However, from a manufacturing perspective, GC is a somewhat more difficult material to handle. Because the GC material does not shrink during the sintering cycle (9211 material shrinks 17%), features must be punched and screened on a tighter pitch in GC to achieve the same final feature dimensions as 9211. GC material is also not as strong a material, and special techniques are necessary for the attachment of I/O pins, providing a smooth surface for C-ring sealing, etc. All of these characteristics tend to make GC a somewhat more expensive material to use for a given application compared to 9211.

As technology evolved beyond the era of bipolar machines, the first CMOS machines were designed with “simple” (i.e., no TF) 9211 MCMs. For these machines, low cost was the primary concern. Since there were no CPU- or system-cycle-time-limiting paths on the MCM, 9211 was the best choice. As the performance and density requirements for these CMOS MCMs increased, a four-level deposited TF structure was added to the G3/G4 MCMs [4]. These MCMs had 65­70 layers of 9211 with a four-level deposited TF structure. As in the ARGO/H2 MCMs, the TF was not used for chip-to-chip wiring. All intrachip wiring was done in the 18­20-plane-pair 9211 structure. The four-level TF structure was used for signal redistribution and EC/repair operations, and to provide a low-inductance path between the chips and the decoupling capacitors.

The performance and density requirements for the G5 system were such that there would be system-cycle-time-limiting nets in the MCM. Our initial evaluation indicated that using only 9211 material would significantly affect system performance from the perspective of time of flight and system noise. IBM had previously developed a full-field TF capability that was used on a moderately sized (64-mm) MCM for an AS/400* application. In this application, a five-level TF structure was deposited on a 30-layer 9211 substrate. For this application, all chip-to-chip nets were in the TF wiring layers. The 9211 substrate served to provide the external I/O, power distribution, and mechanical structure for this application. The TF structure uses Cu for the conductive layers and polyimide as the dielectric. The particular polyimide used had a dielectric constant of 3.5, yielding a ToF of 6.8 ps/mm.

To meet the performance and density objectives of the G5 machine, we had several options:

  1. A 9211 substrate with intrachip wiring AND a six-level TF structure with a plane pair of wiring with sufficient wiring density to contain all of the “critical” nets. This would require a very high-density TF wiring pitch, which would be difficult to yield.
  2. A GC substrate with four levels of TF for redistribution and repair/EC. All of the intrachip nets would be located in the GC substrate. This option would require us to manufacture a far more complex substrate than had ever before been tried and would still require four levels of TF.
  3. A GC substrate with a six-level TF structure, where the wiring load would be “shared” between the TF and the GC substrate.
After carefully evaluating the cost­performance of each of these options and considering the requirements for the next several generations of systems, it was decided to pursue option 3.

  Design
The substrate size of 127.5 mm was chosen because it is compatible with our manufacturing tool set, it could meet the system requirements for the number and size of chips, it could support the number of I/O pins needed, and we could use the same hermetic sealing technology developed for ARGO. The top-surface layout with chip assignments is shown in Figure 2(b); Figure 2(a) is a photograph of the substrate (without chips).

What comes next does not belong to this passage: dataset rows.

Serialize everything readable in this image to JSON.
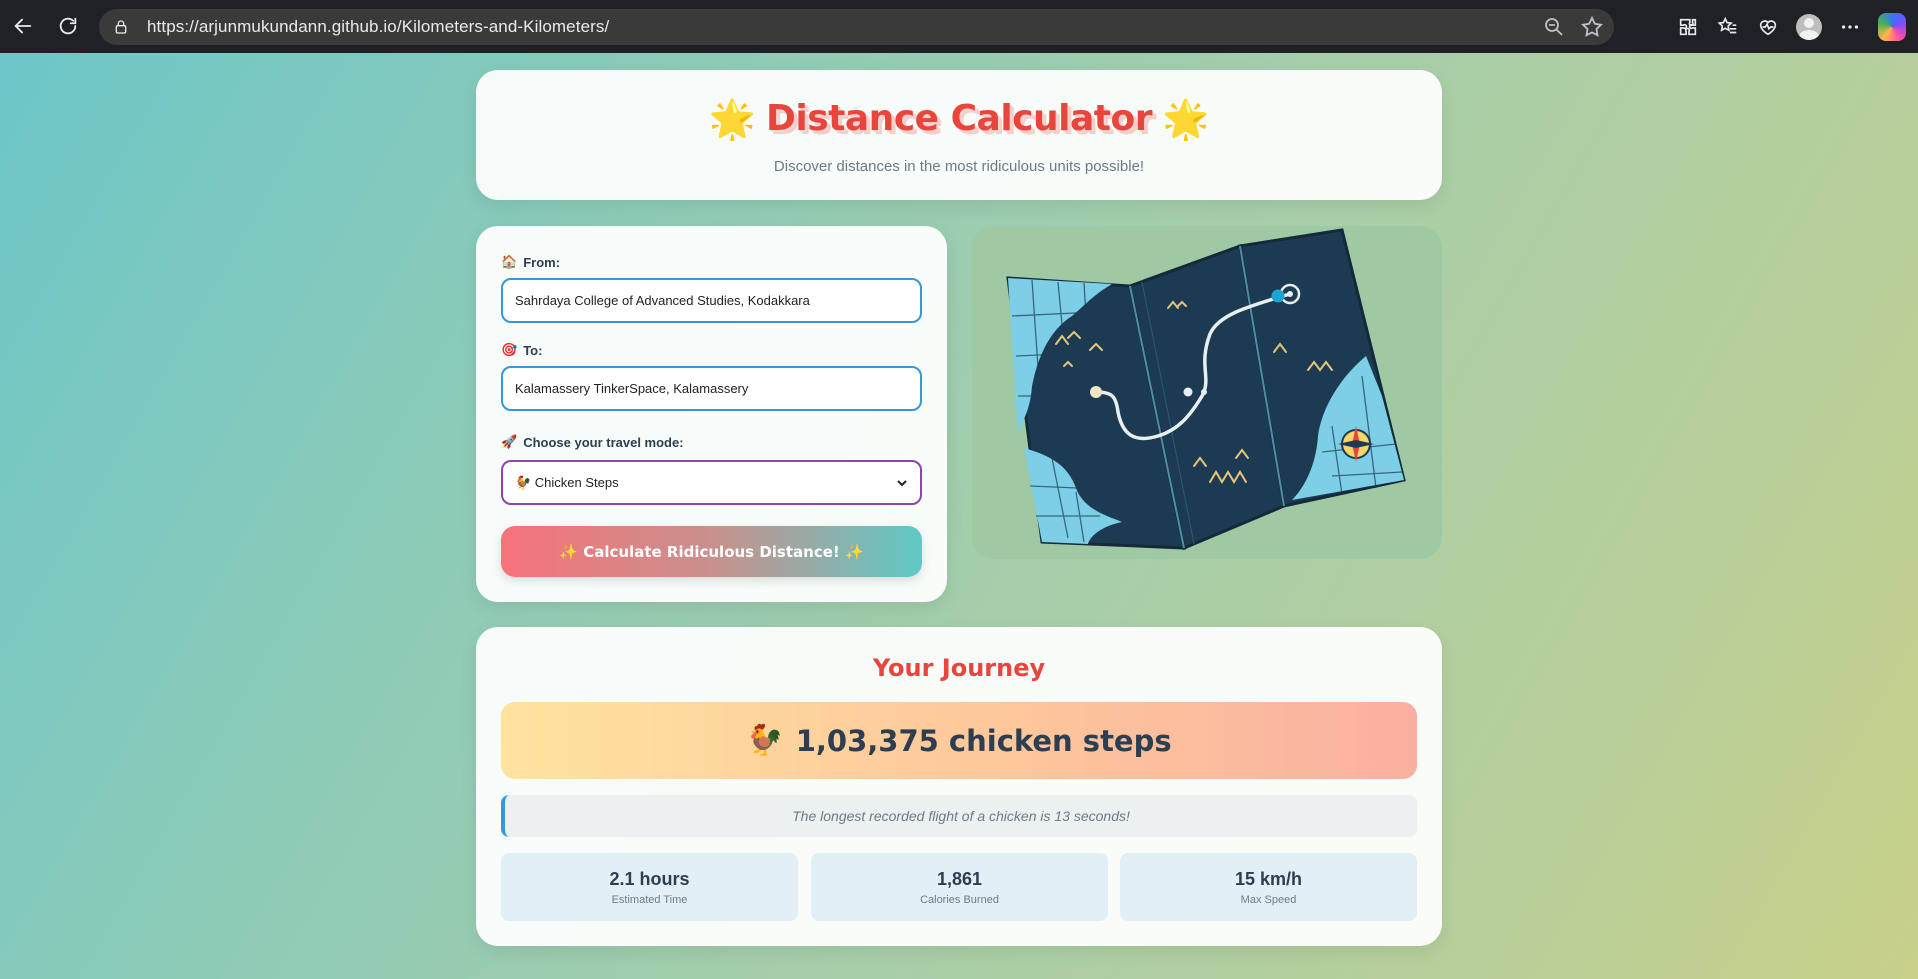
{
  "browser": {
    "url": "https://arjunmukundann.github.io/Kilometers-and-Kilometers/"
  },
  "header": {
    "title": "Distance Calculator",
    "star_emoji": "🌟",
    "subtitle": "Discover distances in the most ridiculous units possible!"
  },
  "form": {
    "from_label": "From:",
    "from_emoji": "🏠",
    "from_value": "Sahrdaya College of Advanced Studies, Kodakkara",
    "to_label": "To:",
    "to_emoji": "🎯",
    "to_value": "Kalamassery TinkerSpace, Kalamassery",
    "mode_label": "Choose your travel mode:",
    "mode_emoji": "🚀",
    "mode_value": "🐓 Chicken Steps",
    "calculate_label": "✨ Calculate Ridiculous Distance! ✨"
  },
  "result": {
    "title": "Your Journey",
    "emoji": "🐓",
    "distance_text": "1,03,375 chicken steps",
    "fact": "The longest recorded flight of a chicken is 13 seconds!",
    "stats": [
      {
        "value": "2.1 hours",
        "label": "Estimated Time"
      },
      {
        "value": "1,861",
        "label": "Calories Burned"
      },
      {
        "value": "15 km/h",
        "label": "Max Speed"
      }
    ]
  },
  "colors": {
    "accent_red": "#e8453c",
    "text_dark": "#2c3e50",
    "input_border": "#3498db",
    "select_border": "#8e44ad"
  }
}
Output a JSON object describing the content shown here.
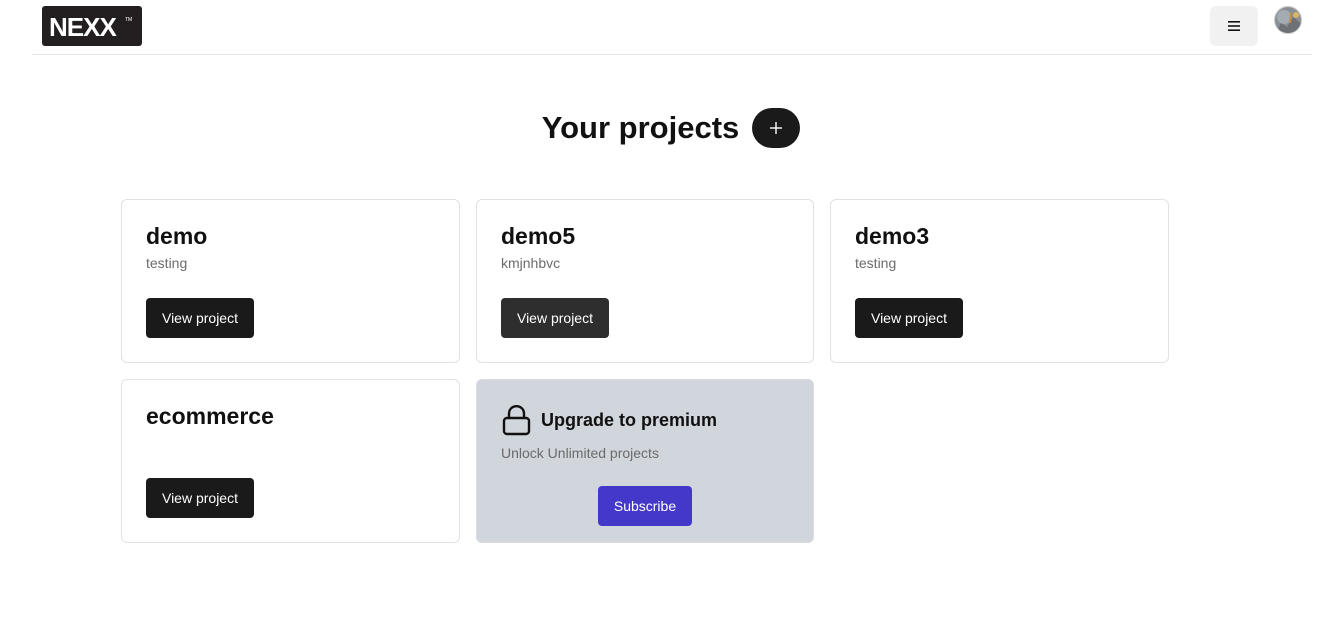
{
  "header": {
    "logo_text": "NEXX",
    "logo_mark": "TM",
    "menu_icon": "hamburger-menu-icon",
    "avatar_icon": "user-avatar"
  },
  "main": {
    "title": "Your projects",
    "add_icon": "plus-icon"
  },
  "projects": [
    {
      "name": "demo",
      "description": "testing",
      "button_label": "View project"
    },
    {
      "name": "demo5",
      "description": "kmjnhbvc",
      "button_label": "View project"
    },
    {
      "name": "demo3",
      "description": "testing",
      "button_label": "View project"
    },
    {
      "name": "ecommerce",
      "description": "",
      "button_label": "View project"
    }
  ],
  "premium": {
    "icon": "lock-icon",
    "title": "Upgrade to premium",
    "description": "Unlock Unlimited projects",
    "button_label": "Subscribe"
  },
  "colors": {
    "primary_button": "#1a1a1a",
    "subscribe_button": "#4338ca",
    "premium_card_bg": "#d1d5dc",
    "logo_bg": "#231f20"
  }
}
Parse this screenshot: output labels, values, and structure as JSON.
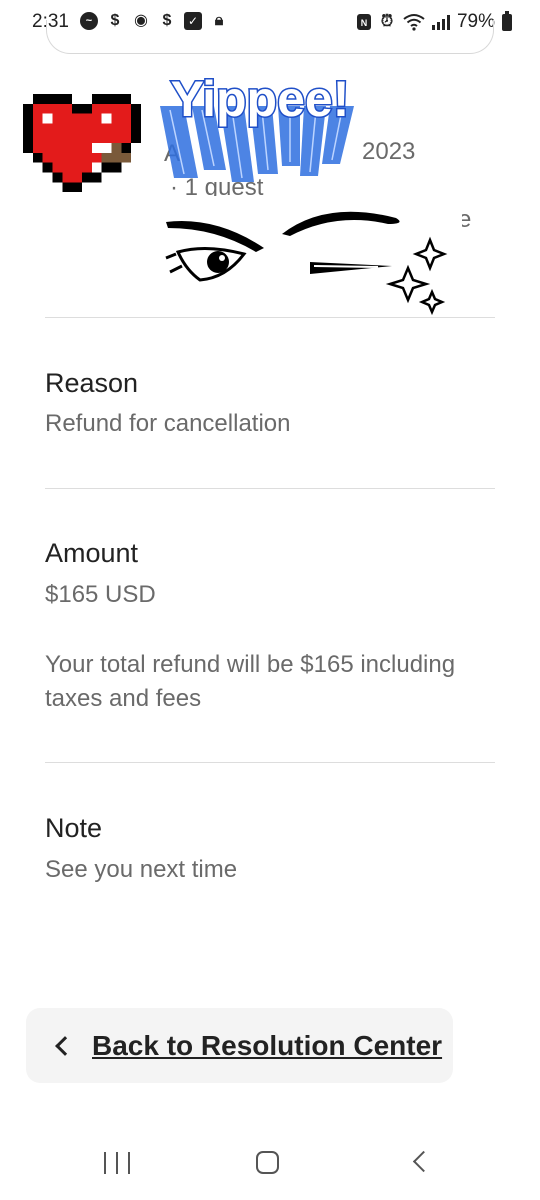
{
  "status_bar": {
    "time": "2:31",
    "left_icons": [
      "messenger-icon",
      "dollar-icon",
      "camera-alert-icon",
      "dollar-icon",
      "check-box-icon",
      "lock-icon"
    ],
    "battery_percent": "79%",
    "right_icons": [
      "nfc-icon",
      "alarm-icon",
      "wifi-icon",
      "signal-icon",
      "battery-icon"
    ]
  },
  "booking": {
    "date_fragment": "2023",
    "date_prefix_fragment": "A",
    "guests": "· 1 guest",
    "trailing_fragment": "e"
  },
  "stickers": {
    "yippee_text": "Yippee!"
  },
  "sections": {
    "reason": {
      "title": "Reason",
      "value": "Refund for cancellation"
    },
    "amount": {
      "title": "Amount",
      "value": "$165 USD",
      "note": "Your total refund will be $165 including taxes and fees"
    },
    "note": {
      "title": "Note",
      "value": "See you next time"
    }
  },
  "back_button": {
    "label": "Back to Resolution Center"
  },
  "nav_bar": {
    "icons": [
      "recents-icon",
      "home-icon",
      "back-icon"
    ]
  }
}
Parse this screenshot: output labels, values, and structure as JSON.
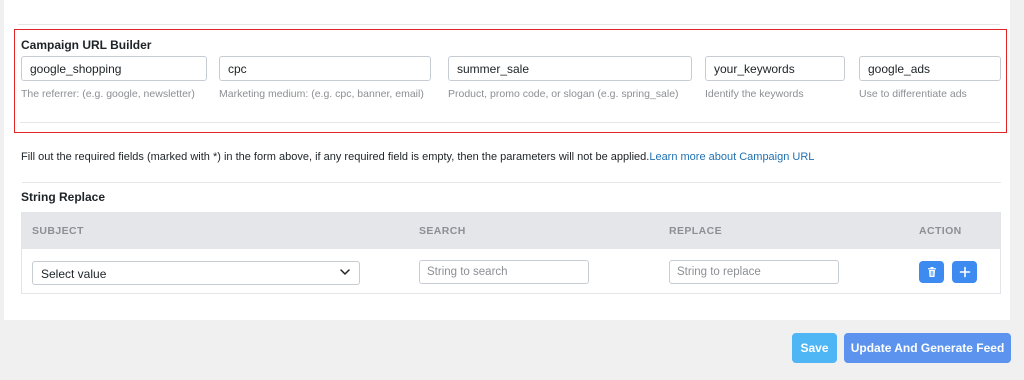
{
  "campaign_builder": {
    "title": "Campaign URL Builder",
    "fields": [
      {
        "value": "google_shopping",
        "help": "The referrer: (e.g. google, newsletter)"
      },
      {
        "value": "cpc",
        "help": "Marketing medium: (e.g. cpc, banner, email)"
      },
      {
        "value": "summer_sale",
        "help": "Product, promo code, or slogan (e.g. spring_sale)"
      },
      {
        "value": "your_keywords",
        "help": "Identify the keywords"
      },
      {
        "value": "google_ads",
        "help": "Use to differentiate ads"
      }
    ]
  },
  "notice": {
    "text": "Fill out the required fields (marked with *) in the form above, if any required field is empty, then the parameters will not be applied.",
    "link": "Learn more about Campaign URL"
  },
  "string_replace": {
    "title": "String Replace",
    "columns": {
      "subject": "SUBJECT",
      "search": "SEARCH",
      "replace": "REPLACE",
      "action": "ACTION"
    },
    "row": {
      "subject_value": "Select value",
      "search_placeholder": "String to search",
      "replace_placeholder": "String to replace"
    }
  },
  "footer": {
    "save_label": "Save",
    "update_label": "Update And Generate Feed"
  },
  "icons": {
    "delete": "trash-icon",
    "add": "plus-icon",
    "dropdown": "chevron-down-icon"
  },
  "colors": {
    "highlight_border": "#e02424",
    "primary": "#3d8bf0",
    "save": "#4fb6f6",
    "link": "#2271b1"
  }
}
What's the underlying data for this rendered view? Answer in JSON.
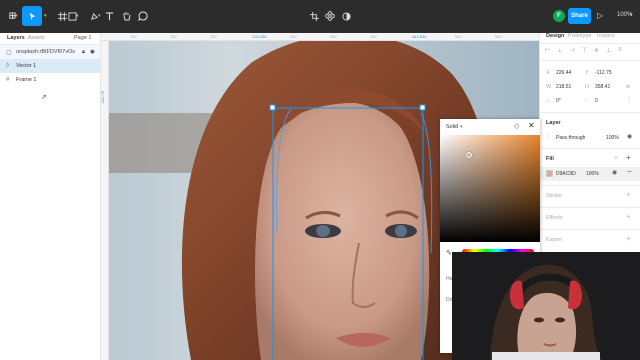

One of these chip sites is reserved as a process monitor site, used to ensure the integrity of the TF structure as it is being built. This process control site has chains of varying-diameter vias to assess via integrity, chains of varying-width lines/spaces to access opens/shorts, area plates of metal/polyimide to access dielectric integrity and thickness, etc.

Chip sites
Because this project was on an extremely tight schedule, it was decided to simplify the design as much as possible. Although there is a significant variation in chip size (10.5­17.3 mm), it was decided to divide the substrate into a 5 × 6 matrix of identical chip sites, as shown in Figure 6. This figure shows the GEMI chip site with the maximum size chip and the controlled collapse chip connector (C4) decoupling capacitors.

Figure 6Figure 6

Each site is 22.05 mm × 18.45 mm, which yields a 49 × 41 array of ceramic vias on a 0.45-mm pitch. To minimize noise and provide a controlled impedance, the ceramic vias were allocated in the pattern shown in Figure 7.

Figure 7Figure 7

Ceramic cross section
The ceramic cross section of the design is shown in Figure 8. The top four and bottom four layers are used for planarization to ensure flatness and parallelism. The next two layers are for paste transition, and the next two are “jog” layers to ensure via integrity. The next three layers are the voltage mesh layers to ensure reference plane integrity. The next 50 layers contain the x­y wiring layers and the mesh layers to create the tri-plate structure to ensure impedance and noise control.

Figure 8Figure 8

We refer to this x­y-mesh triplet as a plane pair of wiring. For this design, each plane pair has 245 channels in each direction (x and y), with a length of 110 mm for a total wiring capacity of more than 900 meters. As is typical in “random” wiring, the actual utilization is considerably less than the available capacity, and, as discussed later, in Section 5, the actual wiring utilization for GEMI is 39%. This is due to a variety of factors: the basic “efficiency” of the autorouting, and the need to meet timing and noise constraints.

Thin-film structure
The thin-film structure shown in Figures 9 and 10 is a nonplanarized TF structure, and so a “staggered” via technology is employed. The first Cu layer is 2 µm thick, patterned using a subtractive etching process [6]. This layer serves a dual function: It provides a “capture pad” to cover the ceramic vias and also creates a mesh layer for the 2.6-V power supply. The second Cu layer (5 µm thick) is patterned using a plate-up process. This is the V20 mesh layer. The next two layers are the x­y signal layers. On these layers, the signal lines are 18 µm wide on a 45-µm pitch. The fifth Cu layer is the ground mesh. The last layer, sometimes referred to as the TSM (top surface metallurgy), also serves two purposes: 1) to hold the C4 attach pads which connect the chip C4s to the module metallurgy, and 2) to provide a pattern of x­y lines and other features needed for repair and EC activity [7].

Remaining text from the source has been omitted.